A) Wow, the ultimate role. I gotta say I’m a fan of playing villains. I just think it’s such a challenge to justify their motivations and trying to really humanize them. Obviously, there’s a huge comic book thing going on right now so I’m going to have to go with that and I’m going to have to say Magneto. He’s such an interesting character because he’s a villain for sure, but I think when you look at his circumstances and the history that shaped him and made him who he is, sometimes you find yourself sympathetic to him and sometimes you think “Maybe he’s right.” Maybe peace isn’t an option. Or maybe we can’t always be passive, so I just think he’s just a wonderfully rich and complex character. He’s still best friends with Professor Xavier, even though they’re on opposite sides of the conflict. I just think there’s so much you can do and so many levels you can play with there. It would be wonderful.

Q) I also read that you were in several cover bands while you were in school and are very musically inclined. When it comes to music, what is your musical guilty pleasure and what are you currently listening to now?

A) Oh, my guilty pleasure? Hmmm, you know I did really enjoy Justin Timberlake. I just watched the “Tennessee Kids” concert on Netflix so that’s kind of been my guilty pleasure at the moment. He’s such a fantastic performer. I must admit I didn’t get on the JT bandwagon until FutureSexLoveSounds and I just remember “What Comes Around” was such a phenomenal song and I’m like, “Wow, where has this been my whole life?” But what am I listening to now? I’m actually on the Spotify bandwagon, too. Love it and there’s a playlist called “Punk Goes Pop” and it’s just all punk and metal covers of pop songs.

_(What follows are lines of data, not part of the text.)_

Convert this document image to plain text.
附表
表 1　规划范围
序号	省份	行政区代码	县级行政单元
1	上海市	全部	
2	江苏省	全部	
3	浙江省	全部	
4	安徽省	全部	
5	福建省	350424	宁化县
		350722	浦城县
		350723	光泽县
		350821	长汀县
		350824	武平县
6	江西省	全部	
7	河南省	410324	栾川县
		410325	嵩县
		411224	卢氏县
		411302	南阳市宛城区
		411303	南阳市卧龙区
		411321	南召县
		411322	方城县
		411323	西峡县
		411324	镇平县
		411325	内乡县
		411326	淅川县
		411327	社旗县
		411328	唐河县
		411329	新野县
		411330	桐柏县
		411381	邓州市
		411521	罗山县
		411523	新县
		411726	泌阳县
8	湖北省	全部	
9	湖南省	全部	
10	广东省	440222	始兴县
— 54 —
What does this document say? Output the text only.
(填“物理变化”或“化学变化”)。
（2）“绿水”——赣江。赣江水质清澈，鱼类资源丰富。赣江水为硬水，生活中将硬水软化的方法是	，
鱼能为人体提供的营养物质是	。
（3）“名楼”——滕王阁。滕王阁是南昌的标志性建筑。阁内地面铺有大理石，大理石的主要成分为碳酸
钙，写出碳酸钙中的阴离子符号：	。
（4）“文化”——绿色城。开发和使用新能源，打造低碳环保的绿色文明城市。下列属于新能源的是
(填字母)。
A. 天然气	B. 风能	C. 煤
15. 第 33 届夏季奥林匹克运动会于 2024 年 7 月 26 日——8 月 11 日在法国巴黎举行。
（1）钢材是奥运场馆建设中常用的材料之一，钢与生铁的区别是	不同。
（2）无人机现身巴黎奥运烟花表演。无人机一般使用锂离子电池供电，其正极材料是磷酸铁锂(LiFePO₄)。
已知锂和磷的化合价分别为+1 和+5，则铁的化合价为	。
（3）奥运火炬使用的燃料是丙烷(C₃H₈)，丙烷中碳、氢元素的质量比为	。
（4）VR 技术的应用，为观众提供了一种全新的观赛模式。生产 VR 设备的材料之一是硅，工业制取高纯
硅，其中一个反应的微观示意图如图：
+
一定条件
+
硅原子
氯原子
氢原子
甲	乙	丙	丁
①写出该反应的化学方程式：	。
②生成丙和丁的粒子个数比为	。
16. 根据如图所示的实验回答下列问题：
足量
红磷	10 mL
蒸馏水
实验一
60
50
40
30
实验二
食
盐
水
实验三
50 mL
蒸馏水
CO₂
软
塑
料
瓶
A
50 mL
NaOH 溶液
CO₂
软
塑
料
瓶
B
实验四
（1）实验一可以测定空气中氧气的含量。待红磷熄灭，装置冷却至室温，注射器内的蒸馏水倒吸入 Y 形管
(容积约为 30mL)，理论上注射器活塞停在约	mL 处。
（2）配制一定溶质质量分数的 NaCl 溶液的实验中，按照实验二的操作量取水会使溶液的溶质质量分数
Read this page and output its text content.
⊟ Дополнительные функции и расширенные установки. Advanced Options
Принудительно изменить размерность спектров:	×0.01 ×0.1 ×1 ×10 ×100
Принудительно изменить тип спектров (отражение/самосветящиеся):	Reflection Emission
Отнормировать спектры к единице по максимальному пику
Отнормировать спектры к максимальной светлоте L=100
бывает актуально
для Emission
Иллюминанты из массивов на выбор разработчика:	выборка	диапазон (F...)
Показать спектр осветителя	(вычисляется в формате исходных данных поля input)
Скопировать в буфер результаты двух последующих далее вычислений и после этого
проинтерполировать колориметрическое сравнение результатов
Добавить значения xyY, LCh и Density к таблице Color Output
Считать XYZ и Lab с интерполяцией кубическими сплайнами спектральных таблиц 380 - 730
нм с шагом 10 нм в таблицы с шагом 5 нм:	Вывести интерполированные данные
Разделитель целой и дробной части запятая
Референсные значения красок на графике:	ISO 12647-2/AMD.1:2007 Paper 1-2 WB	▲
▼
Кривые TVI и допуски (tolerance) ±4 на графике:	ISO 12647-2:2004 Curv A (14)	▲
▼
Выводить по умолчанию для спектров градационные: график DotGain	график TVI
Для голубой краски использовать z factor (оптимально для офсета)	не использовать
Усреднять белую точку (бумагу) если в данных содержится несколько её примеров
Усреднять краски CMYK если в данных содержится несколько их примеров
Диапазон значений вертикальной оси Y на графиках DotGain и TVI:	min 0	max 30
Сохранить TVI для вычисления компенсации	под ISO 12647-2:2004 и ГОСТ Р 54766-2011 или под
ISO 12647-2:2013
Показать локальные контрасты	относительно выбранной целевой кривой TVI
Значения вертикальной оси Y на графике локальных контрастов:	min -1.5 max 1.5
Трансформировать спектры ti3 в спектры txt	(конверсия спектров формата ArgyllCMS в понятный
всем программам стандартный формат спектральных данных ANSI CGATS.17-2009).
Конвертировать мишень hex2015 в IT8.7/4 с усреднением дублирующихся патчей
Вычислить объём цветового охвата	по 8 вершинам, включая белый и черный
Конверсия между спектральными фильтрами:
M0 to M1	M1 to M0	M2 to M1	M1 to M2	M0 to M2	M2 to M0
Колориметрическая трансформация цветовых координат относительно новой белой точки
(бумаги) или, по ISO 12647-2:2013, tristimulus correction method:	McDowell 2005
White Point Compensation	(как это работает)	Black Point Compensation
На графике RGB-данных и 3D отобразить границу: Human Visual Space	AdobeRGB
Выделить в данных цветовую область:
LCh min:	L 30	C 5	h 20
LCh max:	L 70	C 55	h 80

Q) Is there anything else you’d like to let our fans know about “The Man in the High Castle” or Season Two?

A) I can’t wait for everyone’s thoughts so please once you’ve watched the show or if you are watching the show, please tweet me. I always remember growing up and even these days, as much as I love going to the movies and watching shows, I love talking about it. And every time we go to a movie we’ll go to a bar afterwards and grab a drink and just talk about the movie. I think telling stories is such a social thing so please I want to hear your thoughts and theories and I want to chat for sure for you. Please tweet when you’re watching or have watched. And for Season Two, I’d love for you to put yourself in the character’s shoes, how you would live under those circumstances. I’d also love for you to think about the ways in which this alternate reality is and isn’t like our current reality. Kind of remind yourself that just like with the characters in the show, even though you think there’s so much circumstance bearing down on you, you’re in control of your own destiny. And I think that’s the one positive message that the show is about: the future is ours and we can definitely make a difference.